Generative models on phase space

arXiv cs.AI / 4/6/2026

💬 OpinionIdeas & Deep AnalysisModels & Research

Key Points

  • The paper studies how deep generative models (notably diffusion and flow matching) can learn and sample high-dimensional distributions when data lies on a physically constrained submanifold in embedding space.
  • For high-energy physics events represented as relativistic energy-momentum 4-vectors, it argues that approximate enforcement of physical laws can hurt interpretability and reliability.
  • It proposes generative models that are constructed to remain, at every sampling step, on the manifold of massless N-particle Lorentz-invariant phase space in the center-of-momentum frame.
  • For diffusion models, it shows that the forward “pure noise” endpoint corresponds to a uniform distribution on phase space, offering a principled baseline for analyzing how particle correlations emerge during reverse denoising.
  • The authors demonstrate learning of few-particle and many-particle distributions with different singularity structures and position the work for future interpretability studies on simulated jet data.

Abstract

Deep generative models such as diffusion and flow matching are powerful machine learning tools capable of learning and sampling from high-dimensional distributions.

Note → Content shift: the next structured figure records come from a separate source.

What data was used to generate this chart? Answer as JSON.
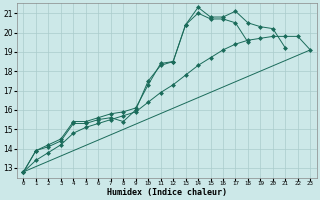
{
  "xlabel": "Humidex (Indice chaleur)",
  "bg_color": "#cce8e8",
  "grid_color": "#aacccc",
  "line_color": "#1a6b5a",
  "xlim": [
    -0.5,
    23.5
  ],
  "ylim": [
    12.5,
    21.5
  ],
  "yticks": [
    13,
    14,
    15,
    16,
    17,
    18,
    19,
    20,
    21
  ],
  "xticks": [
    0,
    1,
    2,
    3,
    4,
    5,
    6,
    7,
    8,
    9,
    10,
    11,
    12,
    13,
    14,
    15,
    16,
    17,
    18,
    19,
    20,
    21,
    22,
    23
  ],
  "line1_x": [
    0,
    1,
    2,
    3,
    4,
    5,
    6,
    7,
    8,
    9,
    10,
    11,
    12,
    13,
    14,
    15,
    16,
    17,
    18,
    19,
    20,
    21
  ],
  "line1_y": [
    12.8,
    13.9,
    14.1,
    14.4,
    15.3,
    15.3,
    15.5,
    15.6,
    15.4,
    16.0,
    17.5,
    18.3,
    18.5,
    20.4,
    21.3,
    20.8,
    20.8,
    21.1,
    20.5,
    20.3,
    20.2,
    19.2
  ],
  "line2_x": [
    0,
    1,
    2,
    3,
    4,
    5,
    6,
    7,
    8,
    9,
    10,
    11,
    12,
    13,
    14,
    15,
    16,
    17,
    18
  ],
  "line2_y": [
    12.8,
    13.9,
    14.2,
    14.5,
    15.4,
    15.4,
    15.6,
    15.8,
    15.9,
    16.1,
    17.3,
    18.4,
    18.5,
    20.4,
    21.0,
    20.7,
    20.7,
    20.5,
    19.5
  ],
  "line3_x": [
    0,
    1,
    2,
    3,
    4,
    5,
    6,
    7,
    8,
    9,
    10,
    11,
    12,
    13,
    14,
    15,
    16,
    17,
    18,
    19,
    20,
    21,
    22,
    23
  ],
  "line3_y": [
    12.8,
    13.4,
    13.8,
    14.2,
    14.8,
    15.1,
    15.3,
    15.5,
    15.7,
    15.9,
    16.4,
    16.9,
    17.3,
    17.8,
    18.3,
    18.7,
    19.1,
    19.4,
    19.6,
    19.7,
    19.8,
    19.8,
    19.8,
    19.1
  ],
  "line4_x": [
    0,
    23
  ],
  "line4_y": [
    12.8,
    19.1
  ],
  "markersize": 2.5
}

They are particularly useful when the training data appears to be concentrated on a submanifold of the data embedding space. For high-energy physics data, consisting of collections of relativistic energy-momentum 4-vectors, this submanifold can enforce extremely strong physically-motivated priors, such as energy and momentum conservation. If these constraints are learned only approximately, rather than exactly, this can inhibit the interpretability and reliability of such generative models. To remedy this deficiency, we introduce generative models which are, by construction, confined at every step of their sampling trajectory to the manifold of massless N-particle Lorentz-invariant phase space in the center-of-momentum frame. In the case of diffusion models, the "pure noise" forward process endpoint corresponds to the uniform distribution on phase space, which provides a clear starting point from which to identify how correlations among the particles emerge during the reverse (de-noising) process. We demonstrate that our models are able to learn both few-particle and many-particle distributions with various singularity structures, paving the way for future interpretability studies using generative models trained on simulated jet data.